Gelsinger pense également que la technologie de mixage qu’elle utilise pour Meteor Lake est l’avenir. Cela signifie combiner différentes puces, ou tuiles, construites sur différents nœuds en fonction de ce qui est le plus efficace. À titre d’exemple, Meteor Lake combinera quatre nœuds de processus différents dans sa propre fonderie et celle de TSMC. Il construira l’interposeur de base sur son processus 22 nm et la tuile CPU sur Intel 4 (auparavant 7 nm). Pendant ce temps, TSMC créera le SoC, les E/S et le GPU sur ses propres processus N5 et N6.

« Vous pouvez dire, hé, je reçois deux chiplets d’Intel, je reçois l’un des chiplets d’une usine TSMC, peut-être les composants d’alimentation de TI, peut-être qu’il y a un composant IO provenant de Global Foundries, et bien sûr , Intel a les meilleures technologies d’emballage, donc ce sera lui qui assemblera tous ces chiplets, mais c’est peut-être aussi un autre fournisseur d’assemblage, donc nous voyons ce mélange et cette correspondance se produire », a déclaré Gelsinger.
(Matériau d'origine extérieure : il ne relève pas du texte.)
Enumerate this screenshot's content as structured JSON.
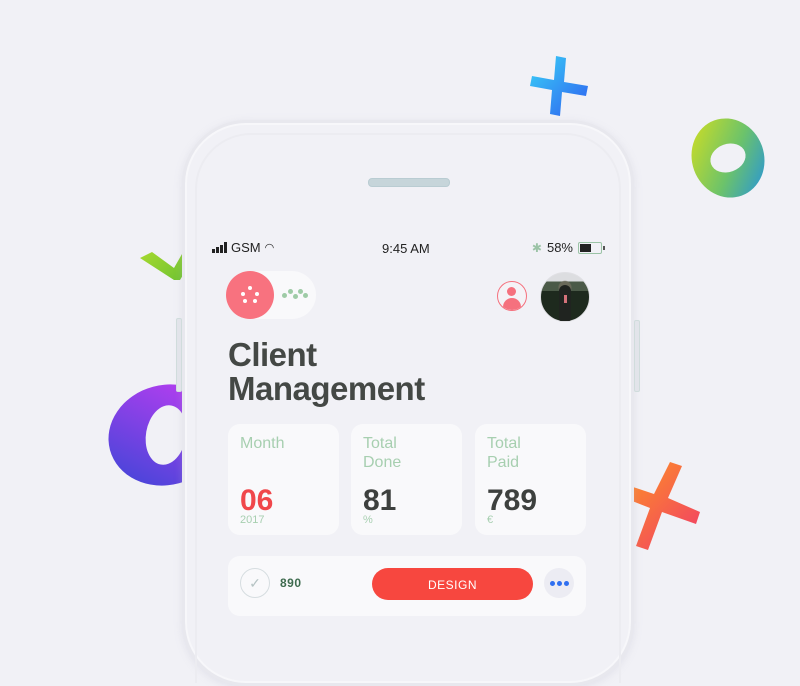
{
  "status_bar": {
    "carrier": "GSM",
    "time": "9:45 AM",
    "battery_percent": "58%",
    "battery_level": 0.58,
    "icons": [
      "signal-bars-icon",
      "wifi-icon",
      "bluetooth-icon",
      "battery-icon"
    ]
  },
  "header": {
    "toggle_state": "on",
    "toggle_left_icon": "dots-flower-icon",
    "toggle_right_icon": "dots-wave-icon",
    "profile_icon": "user-circle-icon",
    "avatar_alt": "user-avatar"
  },
  "page": {
    "title_line1": "Client",
    "title_line2": "Management"
  },
  "stats": [
    {
      "label_line1": "Month",
      "label_line2": "",
      "value": "06",
      "sub": "2017",
      "accent": "#f0474b"
    },
    {
      "label_line1": "Total",
      "label_line2": "Done",
      "value": "81",
      "sub": "%",
      "accent": "#3d403e"
    },
    {
      "label_line1": "Total",
      "label_line2": "Paid",
      "value": "789",
      "sub": "€",
      "accent": "#3d403e"
    }
  ],
  "task_row": {
    "number": "890",
    "tag_label": "DESIGN",
    "check_icon": "check-icon",
    "more_icon": "more-dots-icon"
  },
  "colors": {
    "background": "#f1f1f6",
    "accent_pink": "#f8727f",
    "accent_red": "#f7473f",
    "label_green": "#a7cfb0",
    "link_blue": "#2f6ff0"
  },
  "decorations": [
    "plus-3d-icon",
    "ring-green-3d-icon",
    "check-3d-icon",
    "ring-purple-3d-icon",
    "cross-3d-icon"
  ]
}
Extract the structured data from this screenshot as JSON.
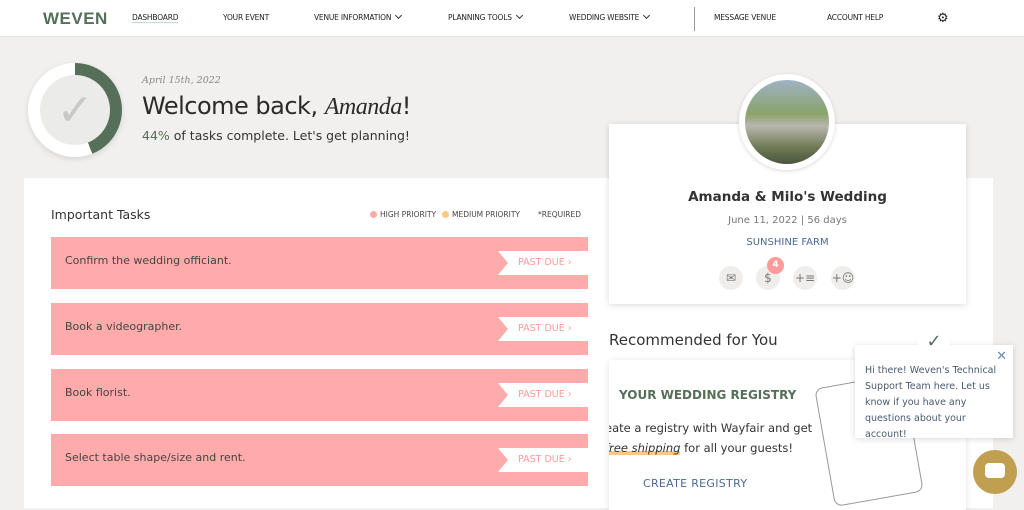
{
  "header": {
    "logo": "WEVEN",
    "nav": [
      {
        "label": "DASHBOARD"
      },
      {
        "label": "YOUR EVENT"
      },
      {
        "label": "VENUE INFORMATION"
      },
      {
        "label": "PLANNING TOOLS"
      },
      {
        "label": "WEDDING WEBSITE"
      },
      {
        "label": "MESSAGE VENUE"
      },
      {
        "label": "ACCOUNT HELP"
      }
    ],
    "settings_icon": "gear-icon"
  },
  "welcome": {
    "date": "April 15th, 2022",
    "greeting": "Welcome back, ",
    "name": "Amanda",
    "exclaim": "!",
    "percent": "44%",
    "progress_text": " of tasks complete. Let's get planning!",
    "progress_value": 44,
    "accent": "#566f58"
  },
  "tasks": {
    "title": "Important Tasks",
    "legend_high": "HIGH PRIORITY",
    "legend_medium": "MEDIUM PRIORITY",
    "legend_required": "*REQUIRED",
    "high_color": "#ffabab",
    "medium_color": "#ffc784",
    "items": [
      {
        "label": "Confirm the wedding officiant.",
        "status": "PAST DUE"
      },
      {
        "label": "Book a videographer.",
        "status": "PAST DUE"
      },
      {
        "label": "Book florist.",
        "status": "PAST DUE"
      },
      {
        "label": "Select table shape/size and rent.",
        "status": "PAST DUE"
      }
    ]
  },
  "event": {
    "name": "Amanda & Milo's Wedding",
    "date_line": "June 11, 2022 | 56 days",
    "venue": "SUNSHINE FARM",
    "payments_badge": "4"
  },
  "recommended": {
    "title": "Recommended for You",
    "registry_title": "YOUR WEDDING REGISTRY",
    "text1": "eate a registry with Wayfair and get",
    "text2_em": "free shipping",
    "text2": " for all your guests!",
    "button": "CREATE REGISTRY"
  },
  "chat": {
    "message": "Hi there! Weven's Technical Support Team here. Let us know if you have any questions about your account!",
    "close": "✕"
  }
}
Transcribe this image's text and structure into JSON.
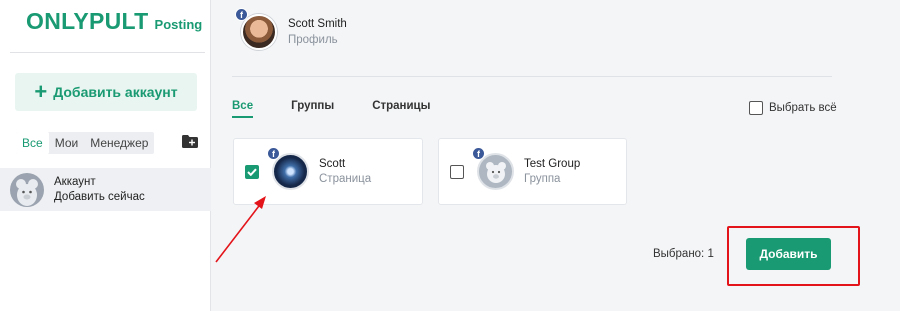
{
  "sidebar": {
    "logo_main": "ONLYPULT",
    "logo_sub": "Posting",
    "add_account_label": "Добавить аккаунт",
    "filters": [
      "Все",
      "Мои",
      "Менеджер"
    ],
    "account": {
      "title": "Аккаунт",
      "subtitle": "Добавить сейчас"
    }
  },
  "profile": {
    "name": "Scott Smith",
    "subtitle": "Профиль"
  },
  "tabs": [
    "Все",
    "Группы",
    "Страницы"
  ],
  "select_all_label": "Выбрать всё",
  "cards": [
    {
      "name": "Scott",
      "type": "Страница",
      "checked": true
    },
    {
      "name": "Test Group",
      "type": "Группа",
      "checked": false
    }
  ],
  "selected_label": "Выбрано: 1",
  "add_button_label": "Добавить",
  "colors": {
    "accent": "#1a9a72",
    "facebook": "#3b5998",
    "annotation_red": "#e3141a"
  }
}
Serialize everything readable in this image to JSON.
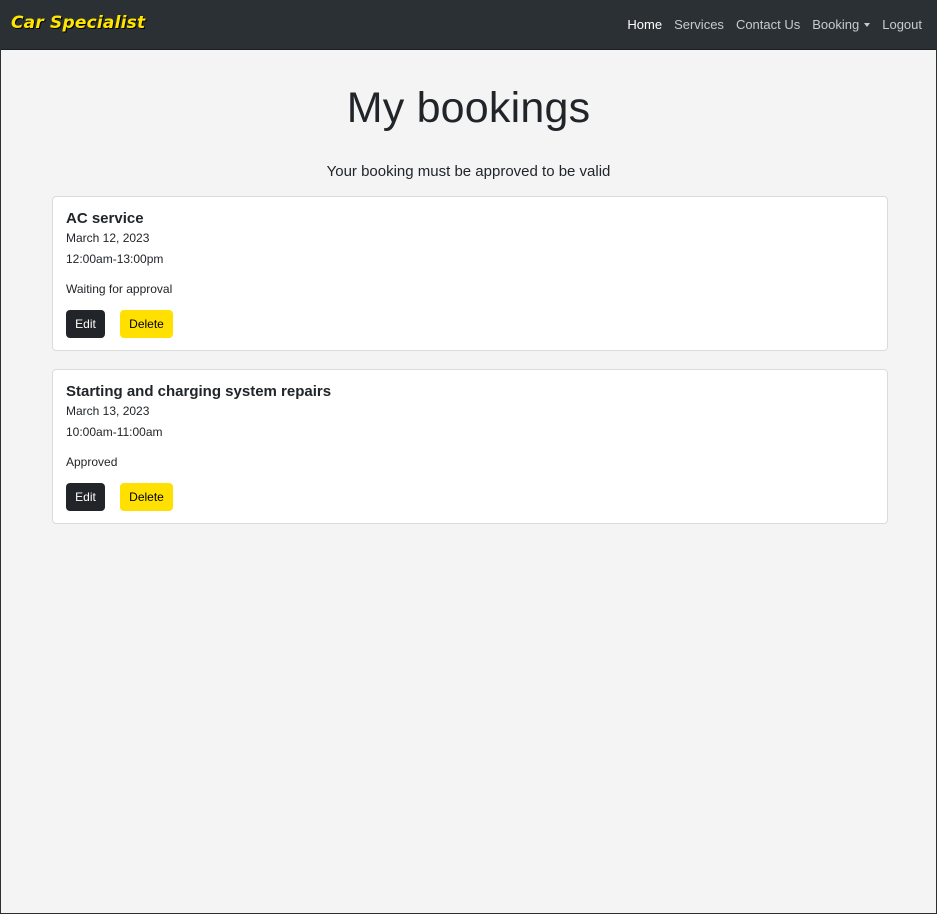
{
  "navbar": {
    "brand": "Car Specialist",
    "links": [
      {
        "label": "Home",
        "active": true
      },
      {
        "label": "Services",
        "active": false
      },
      {
        "label": "Contact Us",
        "active": false
      },
      {
        "label": "Booking",
        "active": false,
        "dropdown": true
      },
      {
        "label": "Logout",
        "active": false
      }
    ]
  },
  "page": {
    "title": "My bookings",
    "subtitle": "Your booking must be approved to be valid"
  },
  "bookings": [
    {
      "service": "AC service",
      "date": "March 12, 2023",
      "time": "12:00am-13:00pm",
      "status": "Waiting for approval",
      "edit_label": "Edit",
      "delete_label": "Delete"
    },
    {
      "service": "Starting and charging system repairs",
      "date": "March 13, 2023",
      "time": "10:00am-11:00am",
      "status": "Approved",
      "edit_label": "Edit",
      "delete_label": "Delete"
    }
  ],
  "colors": {
    "navbar_bg": "#2b3035",
    "brand": "#ffe600",
    "page_bg": "#f4f4f4",
    "edit_button": "#212529",
    "delete_button": "#ffe000"
  },
  "icons": {
    "booking_dropdown": "caret-down-icon"
  }
}
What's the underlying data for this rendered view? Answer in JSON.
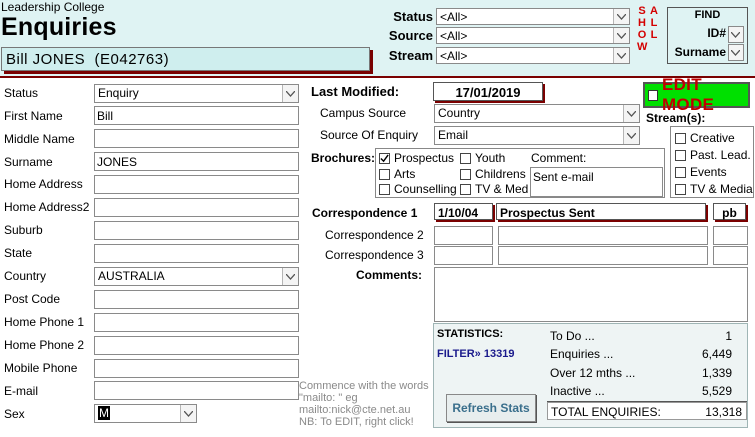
{
  "header": {
    "org": "Leadership College",
    "title": "Enquiries",
    "record_name": "Bill JONES  (E042763)",
    "filters": {
      "status_label": "Status",
      "status_value": "<All>",
      "source_label": "Source",
      "source_value": "<All>",
      "stream_label": "Stream",
      "stream_value": "<All>"
    },
    "show_letters": [
      "S",
      "H",
      "O",
      "W"
    ],
    "all_letters": [
      "A",
      "L",
      "L"
    ],
    "find": {
      "title": "FIND",
      "id_label": "ID#",
      "surname_label": "Surname"
    }
  },
  "form": {
    "status": {
      "label": "Status",
      "value": "Enquiry"
    },
    "first_name": {
      "label": "First Name",
      "value": "Bill"
    },
    "middle_name": {
      "label": "Middle Name",
      "value": ""
    },
    "surname": {
      "label": "Surname",
      "value": "JONES"
    },
    "home_address": {
      "label": "Home Address",
      "value": ""
    },
    "home_address2": {
      "label": "Home Address2",
      "value": ""
    },
    "suburb": {
      "label": "Suburb",
      "value": ""
    },
    "state": {
      "label": "State",
      "value": ""
    },
    "country": {
      "label": "Country",
      "value": "AUSTRALIA"
    },
    "post_code": {
      "label": "Post Code",
      "value": ""
    },
    "home_phone1": {
      "label": "Home Phone 1",
      "value": ""
    },
    "home_phone2": {
      "label": "Home Phone 2",
      "value": ""
    },
    "mobile_phone": {
      "label": "Mobile Phone",
      "value": ""
    },
    "email": {
      "label": "E-mail",
      "value": ""
    },
    "sex": {
      "label": "Sex",
      "value": "M"
    }
  },
  "email_hint": {
    "line1": "Commence with the words",
    "line2": "\"mailto: \" eg",
    "line3": "mailto:nick@cte.net.au",
    "line4": "NB: To EDIT, right click!"
  },
  "record": {
    "last_modified_label": "Last Modified:",
    "last_modified": "17/01/2019",
    "edit_mode_label": "EDIT MODE",
    "campus_source_label": "Campus Source",
    "campus_source": "Country",
    "source_of_enquiry_label": "Source Of Enquiry",
    "source_of_enquiry": "Email"
  },
  "streams": {
    "label": "Stream(s):",
    "items": [
      "Creative",
      "Past. Lead.",
      "Events",
      "TV & Media"
    ]
  },
  "brochures": {
    "label": "Brochures:",
    "items": [
      {
        "name": "Prospectus",
        "checked": true
      },
      {
        "name": "Youth",
        "checked": false
      },
      {
        "name": "Arts",
        "checked": false
      },
      {
        "name": "Childrens",
        "checked": false
      },
      {
        "name": "Counselling",
        "checked": false
      },
      {
        "name": "TV & Media",
        "checked": false
      }
    ],
    "comment_label": "Comment:",
    "comment": "Sent e-mail"
  },
  "correspondence": [
    {
      "label": "Correspondence 1",
      "date": "1/10/04",
      "text": "Prospectus Sent",
      "by": "pb"
    },
    {
      "label": "Correspondence 2",
      "date": "",
      "text": "",
      "by": ""
    },
    {
      "label": "Correspondence 3",
      "date": "",
      "text": "",
      "by": ""
    }
  ],
  "comments": {
    "label": "Comments:",
    "value": ""
  },
  "stats": {
    "title": "STATISTICS:",
    "filter_label": "FILTER» 13319",
    "refresh_label": "Refresh Stats",
    "rows": [
      {
        "label": "To Do ...",
        "value": "1"
      },
      {
        "label": "Enquiries ...",
        "value": "6,449"
      },
      {
        "label": "Over 12 mths ...",
        "value": "1,339"
      },
      {
        "label": "Inactive ...",
        "value": "5,529"
      }
    ],
    "total_label": "TOTAL ENQUIRIES:",
    "total_value": "13,318"
  },
  "colors": {
    "header_bg": "#dff3f3",
    "accent_dark_red": "#7a0000",
    "edit_mode_bg": "#00e000",
    "edit_mode_text": "#c00000",
    "show_all_text": "#d40000",
    "filter_text": "#1a1a8c"
  }
}
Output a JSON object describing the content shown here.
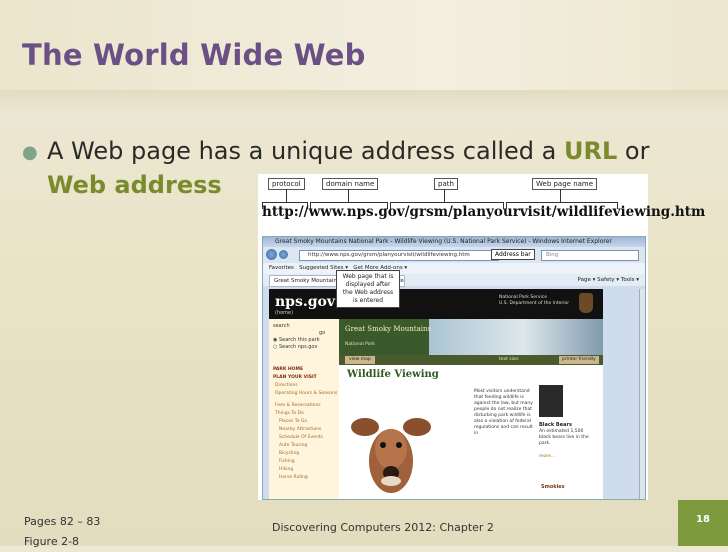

Gelsinger a probablement raison de dire que l’emballage devient l’avantage dominant d’une fonderie par rapport à une autre. Alors que les rétrécissements de matrice deviennent moins fréquents et que les puces passent au premier plan, la façon dont ces pièces s’assemblent sera une technologie cruciale dans les années à venir. À cette fin, Gelsinger a également vanté son connecteur chiplet universel basé sur PCI Express. Il porte bien son nom, vous l’avez deviné, Universal Chiplet Interconnect Express (UCIe). Il s’agit d’un consortium dirigé par Intel qui cherche à normaliser le mélange et l’appariement des puces de diverses fonderies. Il comprend certains des plus grands noms du monde des semi-conducteurs, notamment AMD et Qualcomm. Il manque notamment Apple et Nvidia.

Reste à savoir si ce sera une stratégie gagnante pour Intel. Nous le saurons assez tôt cependant, car Intel a confirmé que Meteor Lake était sur la cible pour 2023 lors de la même conférence. Il s’agira de la première conception de puce « désagrégée » de la société, avec les tuiles susmentionnées provenant de deux fonderies différentes. Soit dit en passant, ce mélange était censé être la cause des retards supposés pour Meteor Lake, ce qui révèle une faille dans la stratégie. Si certaines tuiles sont créées sur des nœuds avancés et qu’elles ne sont pas toutes prêtes en même temps, des problèmes surviennent. Intel a démenti ces rumeurs et dit que c’est toujours dans les délais.